Ethics of Research involving animals
Evaluation of clinical signs
4.19 Clinical signs of adverse effects on welfare take a wide range of forms. At one end of the spectrum, animals may seek vigorously and repeatedly to escape from cages, or they may resist vehemently being handled in certain ways. There are other, less obvious signs, such as changes in biological features including food and water consumption, body weight, levels of hormones and glucose, adrenal gland mass, or species-specific appearance, posture and behaviour.16 Measures of these changes are generally used in conjunction with one another to provide a basis for assessing stress, since, for example, elevated levels in the blood of a hormone called cortisol (a ‘stress hormone’) is a reliable indicator of stress as well as a response to more positive circumstances.
4.20 Clinical signs such as body weight and temperature, respiration and heart rates can be measured in objective ways. Others, such as the quality of respiration (deep, shallow, laboured), posture, appearance (closed eyes, ruffled coats, fur or feathers), diarrhoea, coughing and convulsions are more difficult to quantify. Nonetheless, in veterinary clinical practice, it is possible to grade them in a standardised way. For example, an animal may be ‘hopping lame’, or bear some weight and be limping. More formal and defined assessments of clinical signs, normal behaviours and particularly abnormal behaviours also enable more objective measurements of pain and suffering.

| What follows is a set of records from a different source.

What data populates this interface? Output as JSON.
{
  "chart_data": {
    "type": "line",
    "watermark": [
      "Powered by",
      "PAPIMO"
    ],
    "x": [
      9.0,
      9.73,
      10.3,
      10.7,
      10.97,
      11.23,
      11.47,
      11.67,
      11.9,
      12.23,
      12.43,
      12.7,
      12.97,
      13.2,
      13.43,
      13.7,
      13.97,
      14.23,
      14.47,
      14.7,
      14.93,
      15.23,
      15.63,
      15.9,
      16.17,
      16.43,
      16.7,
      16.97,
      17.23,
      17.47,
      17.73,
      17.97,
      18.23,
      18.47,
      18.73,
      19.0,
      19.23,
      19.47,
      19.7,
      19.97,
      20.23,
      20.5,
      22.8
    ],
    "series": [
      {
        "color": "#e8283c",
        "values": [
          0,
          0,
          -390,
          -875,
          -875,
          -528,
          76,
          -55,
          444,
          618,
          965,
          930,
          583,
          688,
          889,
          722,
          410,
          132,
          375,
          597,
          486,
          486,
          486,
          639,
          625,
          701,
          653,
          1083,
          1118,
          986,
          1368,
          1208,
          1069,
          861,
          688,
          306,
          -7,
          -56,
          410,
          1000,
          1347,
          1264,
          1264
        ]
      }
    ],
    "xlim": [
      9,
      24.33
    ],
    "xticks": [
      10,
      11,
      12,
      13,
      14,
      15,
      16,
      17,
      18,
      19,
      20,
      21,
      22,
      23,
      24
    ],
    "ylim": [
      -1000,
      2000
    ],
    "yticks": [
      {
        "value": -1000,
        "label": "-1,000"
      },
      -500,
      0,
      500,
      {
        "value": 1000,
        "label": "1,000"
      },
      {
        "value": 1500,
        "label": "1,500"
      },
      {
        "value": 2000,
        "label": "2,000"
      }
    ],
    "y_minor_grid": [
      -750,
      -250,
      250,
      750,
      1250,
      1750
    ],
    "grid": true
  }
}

4.21 Trained personnel can gain a significant amount of information about an animal’s wellbeing through evaluation of a set of clinical observations.17 These include measurement of physiological parameters relevant to the species and situation, and awareness of the animal’s behavioural responses to pain and suffering. While valid and verifiable quantifiable data are necessary for making reliable welfare assessments, they are not sufficient. No single sign, whether seen as subjective or objective, can directly inform a researcher, veterinarian or animal technician about the general disposition of an animal. A number of different parameters need to be integrated with the more subjective observations to achieve a meaningful evaluation.
Footnotes16 See Moberg G and Mench JA (Editors) (2000) The Biology of Animal Stress, Basic principles and implications for animal welfare
(Wallingford: CABI Publishing).
17 See Rutherford M (2002) Assessing pain in animals Anim Welfare 11: 31–53; Paul-Murphy J, Ludders JW, Robertson SA et al.
(2004) The need for a cross-species approach to the study of pain in animals J Am Vet Med Assoc 224: 692–7; Bateson P (1991)
Assessment of pain in animals Anim Behav 42: 827–39.
18 Dawkins MS (1980) Animal Suffering: The Science of Animal Welfare (London: Chapman and Hall).